The Bayelsa State Governor, Seriake Dickson, has set up the State Environmental Degradation Commission of Inquiry to investigate the years of negative impact of oil exploration of the waterways and lands of the State by Oil multinationals.
The newly inaugurated Commission of Inquiry is made up of foreign experts, diplomats and forensic experts, including the Arch Bishop of York; Dr. John Sentamu (Chairman); former President of Ghana, John Kufuor; a former member of the British Cabinet and House of Lords, Baroness Valerie Amos Brondesbury; and a Principal at the Fydow Forensics, Daniel Onifade.
Also on the commission are the former Attorney-General and Commissioner of Justice, Barr. Wodu Kemesuode, who is to serve as legal counsel to the commission; Head of the School of Law, University of Bradford, Prof. Engine Emeseh; Prof. Of Public Economics, University of St. Gallen, Prof. Roland Holder and Dr. Kathryn Nwajiaku-Dohou among others.
Dickson, who inaugurated the commission on Wednesday at the State Executive Chamber of the Government House, said it has a life span of nine months to submit its report and such duration can be extended on request.
Dickson also said the commission has the powers to conduct private hearings, both within and outside the country.

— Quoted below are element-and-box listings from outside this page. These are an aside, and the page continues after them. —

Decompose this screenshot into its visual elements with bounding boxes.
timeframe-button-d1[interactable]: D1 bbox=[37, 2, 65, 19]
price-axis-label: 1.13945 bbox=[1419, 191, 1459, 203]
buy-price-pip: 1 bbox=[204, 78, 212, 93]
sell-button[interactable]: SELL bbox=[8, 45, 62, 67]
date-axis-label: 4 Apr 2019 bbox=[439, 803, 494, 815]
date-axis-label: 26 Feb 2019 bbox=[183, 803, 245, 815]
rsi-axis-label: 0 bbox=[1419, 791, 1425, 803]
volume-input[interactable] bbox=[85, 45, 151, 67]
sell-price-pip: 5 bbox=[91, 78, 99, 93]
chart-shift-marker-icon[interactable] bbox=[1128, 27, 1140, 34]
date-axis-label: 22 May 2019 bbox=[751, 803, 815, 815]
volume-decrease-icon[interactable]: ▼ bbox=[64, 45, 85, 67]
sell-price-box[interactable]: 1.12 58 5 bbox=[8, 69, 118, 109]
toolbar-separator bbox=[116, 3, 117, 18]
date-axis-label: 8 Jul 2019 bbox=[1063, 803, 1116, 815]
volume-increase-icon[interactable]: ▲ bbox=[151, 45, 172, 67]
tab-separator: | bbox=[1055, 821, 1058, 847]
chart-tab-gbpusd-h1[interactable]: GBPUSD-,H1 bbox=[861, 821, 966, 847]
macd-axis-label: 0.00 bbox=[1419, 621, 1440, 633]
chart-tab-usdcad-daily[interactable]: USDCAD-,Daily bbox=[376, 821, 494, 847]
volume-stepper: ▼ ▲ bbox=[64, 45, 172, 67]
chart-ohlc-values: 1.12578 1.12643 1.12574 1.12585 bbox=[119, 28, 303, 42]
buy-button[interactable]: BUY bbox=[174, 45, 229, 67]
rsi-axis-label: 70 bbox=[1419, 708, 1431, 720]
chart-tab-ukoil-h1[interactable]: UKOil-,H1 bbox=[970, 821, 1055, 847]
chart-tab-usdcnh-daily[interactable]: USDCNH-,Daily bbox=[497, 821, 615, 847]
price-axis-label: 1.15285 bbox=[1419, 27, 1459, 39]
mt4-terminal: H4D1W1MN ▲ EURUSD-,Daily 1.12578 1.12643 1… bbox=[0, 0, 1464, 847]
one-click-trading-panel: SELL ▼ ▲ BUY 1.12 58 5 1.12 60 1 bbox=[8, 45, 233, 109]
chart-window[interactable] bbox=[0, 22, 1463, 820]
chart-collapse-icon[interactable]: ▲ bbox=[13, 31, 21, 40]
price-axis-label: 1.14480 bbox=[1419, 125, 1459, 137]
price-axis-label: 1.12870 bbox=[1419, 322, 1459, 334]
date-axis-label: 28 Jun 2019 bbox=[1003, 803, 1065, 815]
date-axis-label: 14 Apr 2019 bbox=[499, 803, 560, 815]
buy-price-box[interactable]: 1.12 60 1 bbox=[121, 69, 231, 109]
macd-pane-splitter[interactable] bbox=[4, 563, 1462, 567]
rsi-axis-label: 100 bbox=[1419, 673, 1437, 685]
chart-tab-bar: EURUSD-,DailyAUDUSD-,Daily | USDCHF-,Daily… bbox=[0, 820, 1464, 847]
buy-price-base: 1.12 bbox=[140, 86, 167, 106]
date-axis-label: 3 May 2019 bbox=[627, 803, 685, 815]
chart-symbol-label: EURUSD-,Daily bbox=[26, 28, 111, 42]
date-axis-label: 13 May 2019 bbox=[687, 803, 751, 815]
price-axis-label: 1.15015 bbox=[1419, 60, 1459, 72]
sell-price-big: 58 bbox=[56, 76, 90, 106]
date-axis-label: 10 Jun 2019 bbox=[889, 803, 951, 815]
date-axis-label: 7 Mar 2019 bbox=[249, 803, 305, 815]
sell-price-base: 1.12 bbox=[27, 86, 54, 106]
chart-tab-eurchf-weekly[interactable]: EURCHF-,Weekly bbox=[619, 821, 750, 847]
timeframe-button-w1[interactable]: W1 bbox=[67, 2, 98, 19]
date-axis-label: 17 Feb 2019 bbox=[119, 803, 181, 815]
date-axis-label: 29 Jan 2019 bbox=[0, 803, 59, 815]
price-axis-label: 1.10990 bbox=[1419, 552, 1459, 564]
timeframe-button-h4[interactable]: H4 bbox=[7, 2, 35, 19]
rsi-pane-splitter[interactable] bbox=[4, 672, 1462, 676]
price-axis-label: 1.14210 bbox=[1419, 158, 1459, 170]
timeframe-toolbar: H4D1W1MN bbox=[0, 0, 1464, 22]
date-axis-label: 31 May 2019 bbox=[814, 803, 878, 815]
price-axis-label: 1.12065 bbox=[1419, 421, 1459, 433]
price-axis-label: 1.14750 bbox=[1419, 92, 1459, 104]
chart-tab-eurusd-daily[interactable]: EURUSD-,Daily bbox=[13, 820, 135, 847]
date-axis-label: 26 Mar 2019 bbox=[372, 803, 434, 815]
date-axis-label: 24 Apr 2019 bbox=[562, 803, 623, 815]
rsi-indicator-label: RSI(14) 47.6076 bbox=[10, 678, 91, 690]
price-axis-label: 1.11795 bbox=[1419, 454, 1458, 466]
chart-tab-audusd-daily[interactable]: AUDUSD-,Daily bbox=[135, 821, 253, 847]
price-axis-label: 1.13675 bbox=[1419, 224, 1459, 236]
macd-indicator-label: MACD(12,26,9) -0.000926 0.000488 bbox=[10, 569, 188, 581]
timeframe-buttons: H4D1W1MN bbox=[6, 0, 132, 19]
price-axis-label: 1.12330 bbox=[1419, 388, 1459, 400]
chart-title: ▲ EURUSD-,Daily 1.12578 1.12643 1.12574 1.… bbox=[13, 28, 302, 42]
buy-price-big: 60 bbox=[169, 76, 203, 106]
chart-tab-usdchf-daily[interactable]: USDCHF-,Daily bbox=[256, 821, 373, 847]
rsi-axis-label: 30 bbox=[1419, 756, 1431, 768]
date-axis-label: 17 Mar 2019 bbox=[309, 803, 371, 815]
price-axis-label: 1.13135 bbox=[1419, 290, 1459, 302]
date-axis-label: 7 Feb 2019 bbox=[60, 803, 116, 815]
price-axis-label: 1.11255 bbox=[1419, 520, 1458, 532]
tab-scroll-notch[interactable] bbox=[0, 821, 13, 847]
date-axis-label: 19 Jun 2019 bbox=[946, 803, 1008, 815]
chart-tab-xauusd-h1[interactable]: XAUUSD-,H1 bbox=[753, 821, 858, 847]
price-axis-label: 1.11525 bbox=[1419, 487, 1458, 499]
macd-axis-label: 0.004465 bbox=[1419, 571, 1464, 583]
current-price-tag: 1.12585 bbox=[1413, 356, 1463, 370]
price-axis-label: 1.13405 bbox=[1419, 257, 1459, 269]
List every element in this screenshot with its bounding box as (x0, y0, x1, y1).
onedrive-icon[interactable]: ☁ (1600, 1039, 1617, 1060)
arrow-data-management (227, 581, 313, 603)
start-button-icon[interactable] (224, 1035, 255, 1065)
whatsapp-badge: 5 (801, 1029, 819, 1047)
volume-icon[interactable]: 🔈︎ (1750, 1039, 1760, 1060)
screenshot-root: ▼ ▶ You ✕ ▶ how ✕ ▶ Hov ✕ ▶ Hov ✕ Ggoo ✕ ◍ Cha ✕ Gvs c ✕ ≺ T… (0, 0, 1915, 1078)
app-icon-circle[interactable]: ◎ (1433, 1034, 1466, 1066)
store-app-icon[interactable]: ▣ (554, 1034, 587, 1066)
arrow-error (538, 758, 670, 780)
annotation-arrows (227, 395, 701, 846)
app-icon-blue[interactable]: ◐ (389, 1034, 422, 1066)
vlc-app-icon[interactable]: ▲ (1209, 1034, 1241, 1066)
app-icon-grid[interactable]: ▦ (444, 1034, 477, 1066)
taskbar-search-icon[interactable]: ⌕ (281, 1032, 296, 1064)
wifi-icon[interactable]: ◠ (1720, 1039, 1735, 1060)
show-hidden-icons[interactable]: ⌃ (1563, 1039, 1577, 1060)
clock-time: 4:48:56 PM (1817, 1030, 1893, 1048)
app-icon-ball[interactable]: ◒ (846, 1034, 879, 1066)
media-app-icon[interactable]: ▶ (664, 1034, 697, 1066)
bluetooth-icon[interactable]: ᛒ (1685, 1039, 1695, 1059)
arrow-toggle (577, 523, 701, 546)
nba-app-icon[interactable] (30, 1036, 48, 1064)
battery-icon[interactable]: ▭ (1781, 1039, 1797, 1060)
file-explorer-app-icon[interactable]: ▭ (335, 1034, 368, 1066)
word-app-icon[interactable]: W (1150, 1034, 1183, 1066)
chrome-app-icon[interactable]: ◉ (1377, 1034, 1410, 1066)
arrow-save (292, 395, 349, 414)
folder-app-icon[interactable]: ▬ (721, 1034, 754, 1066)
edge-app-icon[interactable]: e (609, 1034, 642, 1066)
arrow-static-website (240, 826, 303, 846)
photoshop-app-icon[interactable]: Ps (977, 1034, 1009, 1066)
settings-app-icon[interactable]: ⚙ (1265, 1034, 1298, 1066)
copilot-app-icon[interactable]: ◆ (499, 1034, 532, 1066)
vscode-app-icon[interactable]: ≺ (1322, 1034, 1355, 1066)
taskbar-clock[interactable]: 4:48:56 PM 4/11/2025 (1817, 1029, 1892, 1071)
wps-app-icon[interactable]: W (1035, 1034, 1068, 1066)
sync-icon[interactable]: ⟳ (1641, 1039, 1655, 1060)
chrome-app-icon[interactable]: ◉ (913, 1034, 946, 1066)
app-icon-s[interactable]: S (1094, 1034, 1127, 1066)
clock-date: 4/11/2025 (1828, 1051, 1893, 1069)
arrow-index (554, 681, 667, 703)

“The terms of reference of the commission include the conduct of investigation the facts and current circumstances surrounding oil spills and their environmental and human impact,” he said. “To that end, the commission shall (a) establish the facts; (b) quantify the impact of oil spills; (c) determine responsibilities and, where possible, identify those responsible; and (d) make recommendations, including, in particular, on a suitable accountability framework.
“As Governor of the oldest and largest on-shore oil producing state in Nigeria, I represent people that have been unduly affected by this corporate negligence. It is on behalf of the people of Bayelsa State that I have set up this Commission.
“Oil and gas exploration and extraction has had an incalculable impact on the people and environment of Bayelsa State. It has threatened local livelihoods and economies, impeded agricultural development, fuelled health disorders and caused tensions in the social fabric of our communities. The people of Bayelsa State have paid too high a price for the growth of Nigeria’s oil sector, without reaping any significant benefit.
“The work of the Bayelsa State Oil and Environmental Commission, I hope, will transform the lives of the people of Bayelsa and the environments in which our citizens live. These are our lives. This is our future. We will work together to restore all of Bayelsa, for ourselves and for the next generations. Thank you for being part of that mission.
“Once again, I would like to thank everyone here today, for the work undertaken thus far and for the work yet to be done. Your input and contribution to the Commission are invaluable.
“I hope the next few days are beneficial and by meeting the people of Bayelsa and hearing their stories you are able to fully understand the impact of oil company on our communities and help us to make a difference to the lives of the people of Bayelsa.”